A 71-year-old retired home health worker who had not filed income tax returns for six years recently hired Omni. The IRS had just notified him that they were starting to file Substitute for Returns on his unpaid taxes, and he was concerned that he wouldn’t be able to pay back his tax debt on his limited income.
After Omni reviewed the man’s finances, they found that he had 100% equity in his home, substantial available credit and a savings account with enough cash to completely pay off the liability. The client, however, did not want to borrow against his home because he did not think he could afford the monthly payments. He also did not want to use his savings to pay the taxes, since he was using that money as a supplement for his Social Security – his sole source of income. He had a number of health concerns, including prostate cancer and a full knee replacement, and he didn’t think he’d be able to cover his health costs without money in his savings account.

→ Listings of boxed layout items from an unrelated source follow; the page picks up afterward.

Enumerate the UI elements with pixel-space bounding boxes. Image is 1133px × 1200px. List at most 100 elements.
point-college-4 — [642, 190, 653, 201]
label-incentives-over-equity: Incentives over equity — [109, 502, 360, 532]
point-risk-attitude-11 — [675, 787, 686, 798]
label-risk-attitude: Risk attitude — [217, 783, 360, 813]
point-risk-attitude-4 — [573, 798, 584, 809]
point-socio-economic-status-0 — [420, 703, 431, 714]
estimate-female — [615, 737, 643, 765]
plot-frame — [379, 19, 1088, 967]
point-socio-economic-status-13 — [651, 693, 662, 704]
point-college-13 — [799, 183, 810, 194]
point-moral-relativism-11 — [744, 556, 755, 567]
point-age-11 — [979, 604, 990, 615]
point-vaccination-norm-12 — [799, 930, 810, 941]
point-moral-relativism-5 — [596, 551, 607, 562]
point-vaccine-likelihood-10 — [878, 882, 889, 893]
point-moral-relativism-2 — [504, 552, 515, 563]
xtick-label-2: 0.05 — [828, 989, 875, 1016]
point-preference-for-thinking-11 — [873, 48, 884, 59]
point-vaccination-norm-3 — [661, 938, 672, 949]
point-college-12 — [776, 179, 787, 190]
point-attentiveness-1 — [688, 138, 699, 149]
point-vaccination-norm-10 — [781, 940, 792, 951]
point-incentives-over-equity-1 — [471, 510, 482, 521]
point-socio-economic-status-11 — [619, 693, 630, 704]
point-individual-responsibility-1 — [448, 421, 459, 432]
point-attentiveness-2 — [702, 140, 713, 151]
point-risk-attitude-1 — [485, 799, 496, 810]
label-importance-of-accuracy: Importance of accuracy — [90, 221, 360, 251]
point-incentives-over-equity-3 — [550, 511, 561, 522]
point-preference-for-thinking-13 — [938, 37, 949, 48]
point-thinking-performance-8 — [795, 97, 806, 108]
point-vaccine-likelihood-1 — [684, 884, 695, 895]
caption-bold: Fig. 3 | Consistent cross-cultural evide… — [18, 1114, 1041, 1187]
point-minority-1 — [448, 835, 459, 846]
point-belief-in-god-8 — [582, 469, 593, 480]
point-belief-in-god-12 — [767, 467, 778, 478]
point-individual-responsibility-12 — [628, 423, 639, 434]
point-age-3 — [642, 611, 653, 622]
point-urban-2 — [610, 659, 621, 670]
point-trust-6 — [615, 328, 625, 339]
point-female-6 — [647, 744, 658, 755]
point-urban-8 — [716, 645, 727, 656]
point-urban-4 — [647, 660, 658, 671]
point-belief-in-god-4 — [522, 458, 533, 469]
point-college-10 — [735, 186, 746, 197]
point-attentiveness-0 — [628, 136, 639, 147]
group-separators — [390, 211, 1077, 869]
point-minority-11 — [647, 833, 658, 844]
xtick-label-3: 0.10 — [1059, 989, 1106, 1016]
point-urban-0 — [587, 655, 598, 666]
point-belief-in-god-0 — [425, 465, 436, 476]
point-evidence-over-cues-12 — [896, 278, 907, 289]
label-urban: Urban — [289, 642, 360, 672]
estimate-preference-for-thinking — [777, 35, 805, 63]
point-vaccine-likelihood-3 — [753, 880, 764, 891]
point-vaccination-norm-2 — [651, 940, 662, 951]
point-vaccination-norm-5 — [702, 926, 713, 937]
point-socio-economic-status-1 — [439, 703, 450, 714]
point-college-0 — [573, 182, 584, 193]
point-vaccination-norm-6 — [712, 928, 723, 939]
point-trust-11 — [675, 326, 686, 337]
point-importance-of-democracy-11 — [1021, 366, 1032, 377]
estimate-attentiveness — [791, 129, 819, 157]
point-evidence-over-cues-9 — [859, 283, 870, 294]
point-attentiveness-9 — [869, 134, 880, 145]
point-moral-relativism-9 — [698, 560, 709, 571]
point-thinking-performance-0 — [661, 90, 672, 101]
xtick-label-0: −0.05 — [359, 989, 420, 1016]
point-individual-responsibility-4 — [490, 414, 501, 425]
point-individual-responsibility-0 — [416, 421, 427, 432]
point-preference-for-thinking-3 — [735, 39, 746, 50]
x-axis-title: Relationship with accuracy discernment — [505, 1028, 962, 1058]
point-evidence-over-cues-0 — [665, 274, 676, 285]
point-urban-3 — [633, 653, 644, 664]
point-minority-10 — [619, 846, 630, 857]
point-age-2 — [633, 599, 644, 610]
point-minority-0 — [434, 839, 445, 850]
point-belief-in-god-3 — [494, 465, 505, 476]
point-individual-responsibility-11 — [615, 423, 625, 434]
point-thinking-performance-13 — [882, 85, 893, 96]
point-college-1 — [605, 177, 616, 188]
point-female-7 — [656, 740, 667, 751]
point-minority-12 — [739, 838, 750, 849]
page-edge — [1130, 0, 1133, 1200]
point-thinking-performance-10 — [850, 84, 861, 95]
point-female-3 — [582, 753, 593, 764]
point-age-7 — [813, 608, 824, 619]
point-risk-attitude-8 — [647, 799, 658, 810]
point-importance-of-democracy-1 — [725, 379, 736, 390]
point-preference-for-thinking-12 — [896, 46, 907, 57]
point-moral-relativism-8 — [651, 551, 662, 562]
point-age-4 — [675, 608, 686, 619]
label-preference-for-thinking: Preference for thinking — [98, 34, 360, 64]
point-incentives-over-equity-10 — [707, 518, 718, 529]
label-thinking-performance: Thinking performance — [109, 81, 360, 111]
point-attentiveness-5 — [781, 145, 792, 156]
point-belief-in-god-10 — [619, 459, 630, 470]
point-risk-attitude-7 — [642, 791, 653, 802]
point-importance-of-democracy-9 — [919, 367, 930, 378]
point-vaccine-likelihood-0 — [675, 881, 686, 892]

Once the IRS filed all of the man’s missing returns, Omni requested that he be placed in Currently Non-Collectible status due to his age, limited income and health problems. The IRS, however, not only denied the request, but they also issued a Final Notice of Intent to Levy.
Omni immediately filed an appeal. The Appeals Officer, like the IRS, initially requested that the client fully pay his tax debt through either a home equity loan or the liquidation of his savings account. The client was approved for a home equity loan, but he was concerned that he wouldn’t be able to afford a new monthly payment.
Omni went back to the Appeals Officer and argued that the client could not afford the monthly payments on the loan. And even though the client could have fully paid the taxes by emptying his savings, Omni argued that he needed those funds to ensure he could pay all his bills and have a good quality of life despite his health concerns.
After two weeks of negotiations, the Appeals Officer approved the client for a Partial Pay Installment Agreement for $50 a month, allowing him to keep his savings (over $25,000) and all equity in his home. He will pay approximately $6,000 on his $25,000 liability.